Radny złożył w tej sprawie interpelację i proponuje, aby zwiększyć dopuszczalną prędkość na odcinku Szlaku Bursztynowego między ulicami Polną i Częstochowską.

- Na długości ponad kilometra tej szerokiej arterii o dwóch jezdniach, gdzie kierunki ruchu rozdzielone są pasem zieleni z metalowym płotkiem uniemożliwiającym poprzeczny ruch pieszych, gdzie jest wydzielona ścieżka rowerowa, gdzie jedyne przejście dla pieszych jest zabezpieczone sygnalizacją świetlną – ktoś niezbyt mądry postanowił ustawić znak ograniczenia prędkości do 60 km/h. Tymczasem, na tym odcinku, rozsądna dopuszczalna prędkość to co najmniej 70 km/h, jeśli nawet nie 80 km/h – tłumaczy radny Artur Dembny i przypomina, że już w kwietniu 2008 roku składał podobną interpelację, której celem było podniesienie prędkości na niektórych kaliskich ulicach.

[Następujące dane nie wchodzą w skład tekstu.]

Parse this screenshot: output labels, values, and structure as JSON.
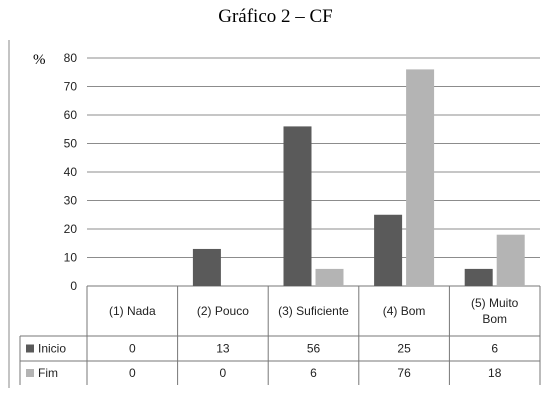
{
  "chart_data": {
    "type": "bar",
    "title": "Gráfico 2 – CF",
    "ylabel": "%",
    "ylim": [
      0,
      80
    ],
    "yticks": [
      0,
      10,
      20,
      30,
      40,
      50,
      60,
      70,
      80
    ],
    "grid": true,
    "categories": [
      [
        "(1) Nada"
      ],
      [
        "(2) Pouco"
      ],
      [
        "(3) Suficiente"
      ],
      [
        "(4) Bom"
      ],
      [
        "(5) Muito",
        "Bom"
      ]
    ],
    "series": [
      {
        "name": "Inicio",
        "values": [
          0,
          13,
          56,
          25,
          6
        ],
        "color": "#5a5a5a"
      },
      {
        "name": "Fim",
        "values": [
          0,
          0,
          6,
          76,
          18
        ],
        "color": "#b4b4b4"
      }
    ]
  }
}
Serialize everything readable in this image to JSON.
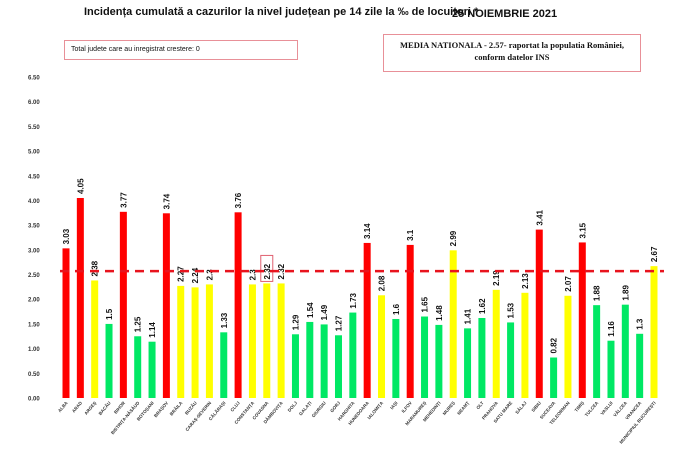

- Tamta interpelacja odniosła sukces. Zarząd Dróg Miejskich podniósł prędkość m.in. na odcinkach ulic: Wrocławskiej, Stanczukowskiego i Stawiszyńskiej. Po pięciu latach doszło nam kilka nowych ciągów komunikacyjnych, gdzie możemy wykonać podobną operację – dodaje Dembny.

Tym razem chodzi o jeden z odcinków Szlaku Bursztynowego. Wcześniej dopuszczalną prędkość zdecydowano się podnieść na odcinku między ulicą Częstochowską a Łódzką.

- Kierunki ruchu nie są tutaj rozdzielone pasem zieleni, gdzie może dojść do kolizji pojazdów jadących w przeciwne strony, gdzie także jest przejście dla pieszych ma prędkość podwyższoną do 70 km/h – przypomina. - W tym zróżnicowaniu nie ma większego sensu, chyba, że chodzi celowe współdziałanie z kaliską drogówką, która właśnie na tym odcinku pomiędzy ulicami Polną a Częstochowską urządza sobie regularne polowania na kierowców, a ulubionym miejscem czatowania jest nieużywany przystanek autobusowy.

- Dalsze utrzymywanie tam ograniczenia do 60 km/h, oprócz wspomnianego nabijania kasy policji, jest po prostu demoralizujące – kwituje samorządowiec i liczy w tej kwestii na przychylność prezydenta miasta.